Canadian Pacific Railway Limited (NYSE:CP) hits a 52-week high of $228.79 during the trading session on May 16, before retracing a bit to close at $228.63. In fact, this Calgary, Canada-based railroad operator has also performed well in the past three months. The stock has gained 11.8% compared with its industry’s 5.7% growth.
Three-Month Price Performance
While factors like upbeat intermodal volumes, increase in grain carloads and the recent hike raise optimism, we believe that there are enough reasons to prevent the stock from surging higher.
Canadian Pacific’s Zacks Rank #3 (Hold) also suggests that any upside from here may be limited.
Catalysts Behind the Healthy Run on the Bourse
Shareholder-Friendly Attitude: We are impressed with this railroad operator’s efforts to reward its shareholders through share repurchases and dividends. In line with its pro-investor approach, in May 2019, the company increased its quarterly dividend by 27.5% to C$0.83 per share (C$3.32 annually).

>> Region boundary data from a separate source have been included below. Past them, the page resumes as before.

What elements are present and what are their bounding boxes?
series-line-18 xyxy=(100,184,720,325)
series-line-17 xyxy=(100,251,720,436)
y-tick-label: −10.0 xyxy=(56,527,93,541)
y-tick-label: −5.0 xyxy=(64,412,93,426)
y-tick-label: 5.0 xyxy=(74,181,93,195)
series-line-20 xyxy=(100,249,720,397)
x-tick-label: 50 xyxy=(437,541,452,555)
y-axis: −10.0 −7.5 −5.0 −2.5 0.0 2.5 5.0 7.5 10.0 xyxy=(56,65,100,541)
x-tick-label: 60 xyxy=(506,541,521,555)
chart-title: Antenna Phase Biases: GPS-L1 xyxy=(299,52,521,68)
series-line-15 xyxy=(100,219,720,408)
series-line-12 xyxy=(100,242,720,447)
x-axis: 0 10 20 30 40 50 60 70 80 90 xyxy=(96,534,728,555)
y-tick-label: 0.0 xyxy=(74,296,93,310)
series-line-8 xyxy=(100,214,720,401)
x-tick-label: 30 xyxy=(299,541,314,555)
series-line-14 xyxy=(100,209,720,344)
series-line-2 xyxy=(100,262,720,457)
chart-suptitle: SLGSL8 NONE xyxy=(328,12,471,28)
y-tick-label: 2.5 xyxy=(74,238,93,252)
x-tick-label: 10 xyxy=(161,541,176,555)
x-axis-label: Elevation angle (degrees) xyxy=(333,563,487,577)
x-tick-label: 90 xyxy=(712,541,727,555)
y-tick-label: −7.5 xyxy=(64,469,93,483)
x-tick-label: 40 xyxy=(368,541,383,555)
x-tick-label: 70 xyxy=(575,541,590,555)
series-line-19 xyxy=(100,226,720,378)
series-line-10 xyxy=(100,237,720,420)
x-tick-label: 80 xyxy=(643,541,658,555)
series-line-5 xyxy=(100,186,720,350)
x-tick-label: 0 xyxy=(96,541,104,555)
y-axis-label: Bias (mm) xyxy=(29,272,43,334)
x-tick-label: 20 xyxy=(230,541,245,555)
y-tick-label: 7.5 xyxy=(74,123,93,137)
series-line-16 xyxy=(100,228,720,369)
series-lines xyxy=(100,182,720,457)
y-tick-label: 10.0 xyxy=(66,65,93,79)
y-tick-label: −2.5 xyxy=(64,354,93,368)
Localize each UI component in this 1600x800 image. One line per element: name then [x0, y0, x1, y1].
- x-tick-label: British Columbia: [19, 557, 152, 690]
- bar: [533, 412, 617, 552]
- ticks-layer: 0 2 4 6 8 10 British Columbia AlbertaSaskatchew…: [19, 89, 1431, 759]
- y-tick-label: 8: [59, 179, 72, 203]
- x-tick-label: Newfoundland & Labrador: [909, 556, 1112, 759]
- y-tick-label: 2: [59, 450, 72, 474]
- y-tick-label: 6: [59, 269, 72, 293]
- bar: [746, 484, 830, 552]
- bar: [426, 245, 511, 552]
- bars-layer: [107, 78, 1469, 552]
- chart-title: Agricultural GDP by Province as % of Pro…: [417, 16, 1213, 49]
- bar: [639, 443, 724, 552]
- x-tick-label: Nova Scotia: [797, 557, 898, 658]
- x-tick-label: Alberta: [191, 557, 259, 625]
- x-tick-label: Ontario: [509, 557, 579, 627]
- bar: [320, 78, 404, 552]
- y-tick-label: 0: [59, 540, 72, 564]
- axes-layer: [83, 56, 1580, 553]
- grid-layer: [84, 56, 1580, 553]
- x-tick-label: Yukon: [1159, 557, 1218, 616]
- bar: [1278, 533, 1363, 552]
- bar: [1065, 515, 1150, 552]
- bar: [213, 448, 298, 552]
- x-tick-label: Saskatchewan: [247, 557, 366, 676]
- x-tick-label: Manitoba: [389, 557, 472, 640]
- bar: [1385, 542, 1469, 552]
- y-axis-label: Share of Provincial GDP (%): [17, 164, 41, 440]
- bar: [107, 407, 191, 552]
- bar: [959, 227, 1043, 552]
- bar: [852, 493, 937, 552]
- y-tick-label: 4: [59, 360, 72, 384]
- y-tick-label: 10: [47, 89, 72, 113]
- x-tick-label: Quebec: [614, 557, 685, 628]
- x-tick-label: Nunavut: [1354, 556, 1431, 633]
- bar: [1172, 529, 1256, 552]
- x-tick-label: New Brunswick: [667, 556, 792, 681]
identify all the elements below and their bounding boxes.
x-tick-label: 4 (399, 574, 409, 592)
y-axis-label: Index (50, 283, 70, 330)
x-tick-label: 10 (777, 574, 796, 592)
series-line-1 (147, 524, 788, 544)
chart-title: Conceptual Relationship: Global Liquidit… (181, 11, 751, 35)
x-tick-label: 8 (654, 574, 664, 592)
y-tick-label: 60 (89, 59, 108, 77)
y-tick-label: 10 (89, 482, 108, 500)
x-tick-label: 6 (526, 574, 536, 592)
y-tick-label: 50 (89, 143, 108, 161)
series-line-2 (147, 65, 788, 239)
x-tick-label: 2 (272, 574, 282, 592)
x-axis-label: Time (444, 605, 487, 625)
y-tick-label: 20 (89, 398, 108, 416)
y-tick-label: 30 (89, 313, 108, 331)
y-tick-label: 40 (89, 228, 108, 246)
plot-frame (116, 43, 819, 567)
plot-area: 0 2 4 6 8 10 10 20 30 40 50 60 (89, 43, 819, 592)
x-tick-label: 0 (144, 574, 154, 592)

The company has a steady track record of increasing dividends. Evidently, the latest hike marks the fourth straight year of dividend increase and reflects a 137% rise since 2014. Canadian Pacific has paid dividends worth C$1.47 billion and returned C$9.2 billion to its shareholders since 2014.
Volume Growth: Volume growth is aiding Canadian Pacific immensely owing to impressive performances at sub-groups like intermodal, grain and potash. In 2018, overall carloads had improved 4%. Even though the metric declined in the first quarter, we believe it was mainly due to harsh weather conditions and network issues.
In fact, in April, Canadian Pacific moved 2.64 million metric tonnes of Canadian grain and grain products, which is a record for the company. This robust performance signals at a network recovery.
Revenue Beat in Q1: In first-quarter 2019, the company posted revenues of $1,329 million (C$1.77 billion), beating the Zacks Consensus Estimate of $1,321.7 million. Also, the top line improved year over year. Strong freight revenues aided top-line growth. Freight revenues rose 6% year over year and contributed 97.7% to the top line.
Positive Estimate Revisions: Annual estimates for Canadian Pacific have moved north in the past 30 days. In this period, the Zacks Consensus Estimate for 2019 earnings has increased 0.3%. For 2020 earnings, the consensus mark moved 0.4% up in the same time frame.
Despite these key driving factors, we advise investors to wait for a better entry point before buying shares in the oil major. Here’s why
High Costs: High operating expenses remain a major concern at Canadian Pacific. Operating expenses have increased 11% in 2018. Continuing the trend, the metric increased 9% in first-quarter 2019. Operating ratio (operating expenses as a percentage of revenues) deteriorated in the first quarter mainly owing to high costs. Additionally, with Canadian Pacific investing significantly to upgrade its facilities, the company is incurring significant amount of capital expenses. Capital expenditures are projected around C$1.6 billion in 2019, which in turn, is hurting the bottom line.
Weak US Grain Portfolio: The below-par performance of the company’s US grain portfolio is concerning. In the fourth quarter of 2018, volumes for the portfolio decreased 18%. The dismal performance was due to reduced shipments to the US P&W. Weakness continued in the first quarter as well contributing to the decline in overall grain volumes.
Highly Leveraged: The ratio of Canadian Pacific’s long-term debt-to-capitalization (expressed as a percentage) currently reads 55.3. This compares unfavorably to the figure of 46.7 for its industry. Long-term debt at the end of 2018 amounted to C$8,190 million, which increased further to C$8,427 million at the first-quarter end.
Stocks to Consider
While Canadian Pacific is expected to perform in line with the broader U.S. equity market over the next one to three months, investors interested in the Transportation sector may consider SkyWest (NASDAQ:SKYW) , Hertz Global Holdings (NYSE:HTZ) and Hub Group (NASDAQ:HUBG) . While SkyWest sports a Zacks Rank #1 (Strong Buy), Hertz Global and Hub Group carry a Zacks Rank #2 (Buy). You can see the complete list of today’s Zacks #1 Rank stocks here.
Shares of SkyWest , Hertz Global Holdings and Hub Group have rallied more than 34%, 25% and 14%, respectively, on a year-to-date basis.